Jakarta, CNBC Indonesia - Chief Economist The Indonesia Economic Intelligence (IEI), Sunarsip, menilai program pembiayaan ultramikro (UMi) dapat menjadi bagian dari strategi menekan kemiskinan sebagaimana prioritas Kabinet Merah Putih di bawah Presiden Prabowo Subianto. Sebab pembiayaan ultra mikro mampu menjangkau kelompok masyarakat yang selama ini tidak tersentuh perbankan konvensional.

Menurutnya, fokus lembaga pembiayaan ultra mikro memang pada segmen kelompok masyarakat unbankable. Ceruk itu, kata dia, selama ini diisi oleh keberadaan rentenir yang justru kerap memberikan dampak negatif kepada masyarakat.
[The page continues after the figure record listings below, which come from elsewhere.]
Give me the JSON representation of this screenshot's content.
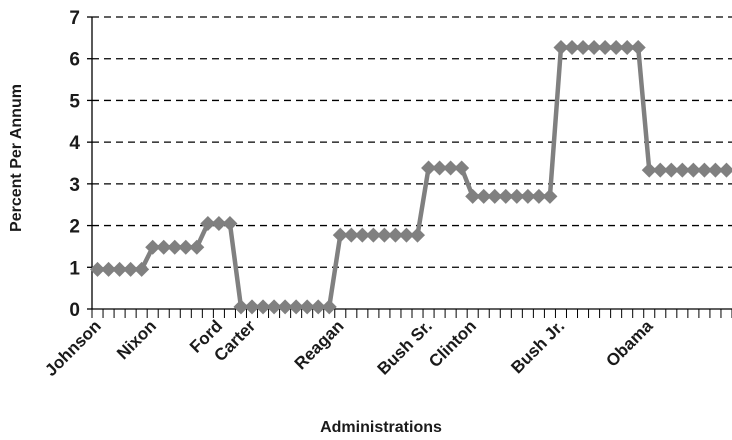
{
  "chart_data": {
    "type": "line",
    "title": "",
    "xlabel": "Administrations",
    "ylabel": "Percent Per Annum",
    "ylim": [
      0,
      7
    ],
    "yticks": [
      "0",
      "1",
      "2",
      "3",
      "4",
      "5",
      "6",
      "7"
    ],
    "grid": "horizontal-dashed",
    "line_color": "#808080",
    "marker": "diamond",
    "x_labels": [
      {
        "index": 0,
        "label": "Johnson"
      },
      {
        "index": 5,
        "label": "Nixon"
      },
      {
        "index": 11,
        "label": "Ford"
      },
      {
        "index": 14,
        "label": "Carter"
      },
      {
        "index": 22,
        "label": "Reagan"
      },
      {
        "index": 30,
        "label": "Bush Sr."
      },
      {
        "index": 34,
        "label": "Clinton"
      },
      {
        "index": 42,
        "label": "Bush Jr."
      },
      {
        "index": 50,
        "label": "Obama"
      }
    ],
    "series": [
      {
        "values": [
          0.95,
          0.95,
          0.95,
          0.95,
          0.95,
          1.48,
          1.48,
          1.48,
          1.48,
          1.48,
          2.05,
          2.05,
          2.05,
          0.05,
          0.05,
          0.05,
          0.05,
          0.05,
          0.05,
          0.05,
          0.05,
          0.05,
          1.77,
          1.77,
          1.77,
          1.77,
          1.77,
          1.77,
          1.77,
          1.77,
          3.38,
          3.38,
          3.38,
          3.38,
          2.7,
          2.7,
          2.7,
          2.7,
          2.7,
          2.7,
          2.7,
          2.7,
          6.27,
          6.27,
          6.27,
          6.27,
          6.27,
          6.27,
          6.27,
          6.27,
          3.33,
          3.33,
          3.33,
          3.33,
          3.33,
          3.33,
          3.33,
          3.33
        ]
      }
    ]
  }
}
Menurutnya, lembaga seperti PT Permodalan Nasional Madani (PNM) bukan hanya menyalurkan kredit, tetapi juga menjalankan misi pemberdayaan ekonomi, terutama kepada kelompok kelas bawah.
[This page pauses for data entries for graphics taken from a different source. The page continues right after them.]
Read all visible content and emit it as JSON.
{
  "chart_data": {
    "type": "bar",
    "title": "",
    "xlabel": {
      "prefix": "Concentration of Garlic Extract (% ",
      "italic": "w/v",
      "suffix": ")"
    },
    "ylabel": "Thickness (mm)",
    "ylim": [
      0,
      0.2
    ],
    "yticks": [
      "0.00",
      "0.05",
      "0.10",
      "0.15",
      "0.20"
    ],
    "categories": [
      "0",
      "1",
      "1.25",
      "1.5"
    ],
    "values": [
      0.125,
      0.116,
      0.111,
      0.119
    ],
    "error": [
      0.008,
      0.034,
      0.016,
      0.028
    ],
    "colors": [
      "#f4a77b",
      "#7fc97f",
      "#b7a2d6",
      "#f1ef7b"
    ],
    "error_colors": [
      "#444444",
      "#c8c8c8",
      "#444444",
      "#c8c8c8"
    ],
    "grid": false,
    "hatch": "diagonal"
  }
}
"Terbukti, banyak pelaku ekonomi dari kelompok masyarakat miskin yang kini berhasil 'mentas' dari status sebagai keluarga prasejahtera menjadi sejahtera bahkan di atasnya," kata Sunarsip dikutip dari cnnindonesia, Kamis (30/10/2025).

"Perannya sebagai lembaga pembiayaan ultra mikro yang fokus pada pemberdayaan tetap perlu dan harus dipertahankan. Namun, size-nya harus dinaikkan," lanjutnya.

Senada, Wakil Direktur INDEF Eko Listiyanto menilai, secara umum pembiayaan ultra mikro bisa menjadi satu pilihan cara untuk mendorong perbaikan ekonomi kalangan bawah. Namun, dengan plafon kredit ultra mikro yang karena menyesuaikan dengan kemampuan membayar peminjam, perlu dukungan kebijakan pemerintah di tingkat makro.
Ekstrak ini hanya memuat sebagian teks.